How a White House Teleprompter Operator Exposed the Wild West of Prediction Markets

A veteran White House insider has been ousted after using the president’s own speeches to line his pockets through online prediction markets. Gabriel Perez, Donald Trump’s longtime teleprompter operator, is under federal investigation for allegedly betting tens of thousands of dollars on the exact words the president would say during live broadcasts. The scandal has exposed a massive vulnerability in the rapidly growing world of political wagering, proving that the greatest threat to market integrity is not foreign interference or sophisticated algorithms, but the low-tech advantage of a staffer with a USB drive and a front-row seat.

This is the first time an active White House staff member has been caught exploiting privileged access for prediction market profits. It marks a significant escalation in a trend that financial regulators have struggled to contain. On Thursday, White House Press Secretary Karoline Leavitt confirmed that Perez had been placed on unpaid administrative leave and is no longer working at the executive mansion, calling the situation deeply unfortunate and a disgrace.

Behind the scenes, the Commodity Futures Trading Commission is negotiating a settlement with Perez, who has reportedly been cooperating with investigators after the trading platform Kalshi flagged his trades and froze nearly $100,000 in illicit winnings.

The Anatomy of a Speech Betting Scheme

For nearly a decade, Gabriel Perez was one of the most trusted behind-the-scenes figures in the Trump orbit. Hired almost by accident during the 2016 campaign when Trump’s team searched Google for local teleprompter services, Perez rose to become the Deputy Assistant to the President and Technical Adviser. He was the sole individual Trump trusted to sync the scrolling glass screens with his unpredictable, highly ad-libbed speaking style.

This unique level of trust granted Perez early access to speech drafts. While high-profile addresses like the State of the Union or speeches at the World Economic Forum are guarded by tight internal security, the teleprompter operator must receive the final script to format it for the scrolling hardware.

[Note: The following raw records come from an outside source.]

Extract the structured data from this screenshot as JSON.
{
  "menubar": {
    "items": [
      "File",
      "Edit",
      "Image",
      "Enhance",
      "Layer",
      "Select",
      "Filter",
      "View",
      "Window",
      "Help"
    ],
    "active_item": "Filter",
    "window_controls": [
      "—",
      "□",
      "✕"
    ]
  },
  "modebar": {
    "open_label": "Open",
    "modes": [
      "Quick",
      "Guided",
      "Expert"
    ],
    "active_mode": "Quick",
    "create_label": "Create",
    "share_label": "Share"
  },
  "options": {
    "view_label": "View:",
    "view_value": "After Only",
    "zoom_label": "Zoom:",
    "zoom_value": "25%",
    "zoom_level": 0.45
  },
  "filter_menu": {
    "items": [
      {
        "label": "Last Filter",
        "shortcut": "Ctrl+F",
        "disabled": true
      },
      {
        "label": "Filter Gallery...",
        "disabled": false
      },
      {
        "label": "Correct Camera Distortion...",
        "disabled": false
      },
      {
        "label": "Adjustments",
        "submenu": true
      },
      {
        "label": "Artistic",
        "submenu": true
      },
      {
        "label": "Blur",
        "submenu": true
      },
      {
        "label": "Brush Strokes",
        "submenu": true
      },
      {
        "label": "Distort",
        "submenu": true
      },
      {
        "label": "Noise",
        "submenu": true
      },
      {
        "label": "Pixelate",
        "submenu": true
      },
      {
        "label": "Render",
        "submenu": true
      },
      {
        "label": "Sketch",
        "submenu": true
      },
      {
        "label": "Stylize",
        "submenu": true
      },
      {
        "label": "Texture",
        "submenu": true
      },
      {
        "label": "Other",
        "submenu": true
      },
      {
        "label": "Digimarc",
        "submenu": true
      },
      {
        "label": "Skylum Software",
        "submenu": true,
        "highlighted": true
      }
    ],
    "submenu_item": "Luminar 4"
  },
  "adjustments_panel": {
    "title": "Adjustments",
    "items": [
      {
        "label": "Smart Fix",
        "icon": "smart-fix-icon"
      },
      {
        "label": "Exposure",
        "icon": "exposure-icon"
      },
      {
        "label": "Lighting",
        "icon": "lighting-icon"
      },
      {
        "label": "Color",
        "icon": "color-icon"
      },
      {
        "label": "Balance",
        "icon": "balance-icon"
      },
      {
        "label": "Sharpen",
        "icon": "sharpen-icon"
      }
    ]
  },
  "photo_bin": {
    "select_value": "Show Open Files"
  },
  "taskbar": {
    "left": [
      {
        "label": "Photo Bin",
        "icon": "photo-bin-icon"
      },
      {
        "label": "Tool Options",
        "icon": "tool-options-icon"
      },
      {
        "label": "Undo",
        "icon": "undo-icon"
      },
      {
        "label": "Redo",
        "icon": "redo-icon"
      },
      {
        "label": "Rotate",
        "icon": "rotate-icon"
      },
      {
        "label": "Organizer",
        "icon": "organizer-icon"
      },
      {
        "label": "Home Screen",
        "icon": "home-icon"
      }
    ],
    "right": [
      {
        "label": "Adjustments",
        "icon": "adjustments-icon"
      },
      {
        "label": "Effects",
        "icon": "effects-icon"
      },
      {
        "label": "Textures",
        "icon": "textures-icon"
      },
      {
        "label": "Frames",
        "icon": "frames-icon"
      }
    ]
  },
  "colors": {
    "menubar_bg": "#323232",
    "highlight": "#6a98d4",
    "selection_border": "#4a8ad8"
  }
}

Perez realized this logistical bottleneck was a goldmine.

On prediction platforms like Kalshi, traders buy and sell contracts on "mention markets". These micro-markets allow users to bet on whether a political figure will utter specific words during a public appearance. If a contract asks whether Trump will say the word "tariffs" during a prime-time address, a trader can buy "Yes" or "No" shares.

According to investigators, Perez began loading up on contracts that perfectly matched the drafts on his screen. He allegedly placed bets on commonplace words, economic terms, and specific country names across more than a dozen speeches.

What made his strategy even more brazen was his live trading. Because Trump is notorious for veering off-script, Perez reportedly monitored the live speeches with his betting app open. If Trump skipped a pre-written paragraph containing a word Perez had bet on, he would quickly exit his position or hedge his bets while the president was still speaking on national television.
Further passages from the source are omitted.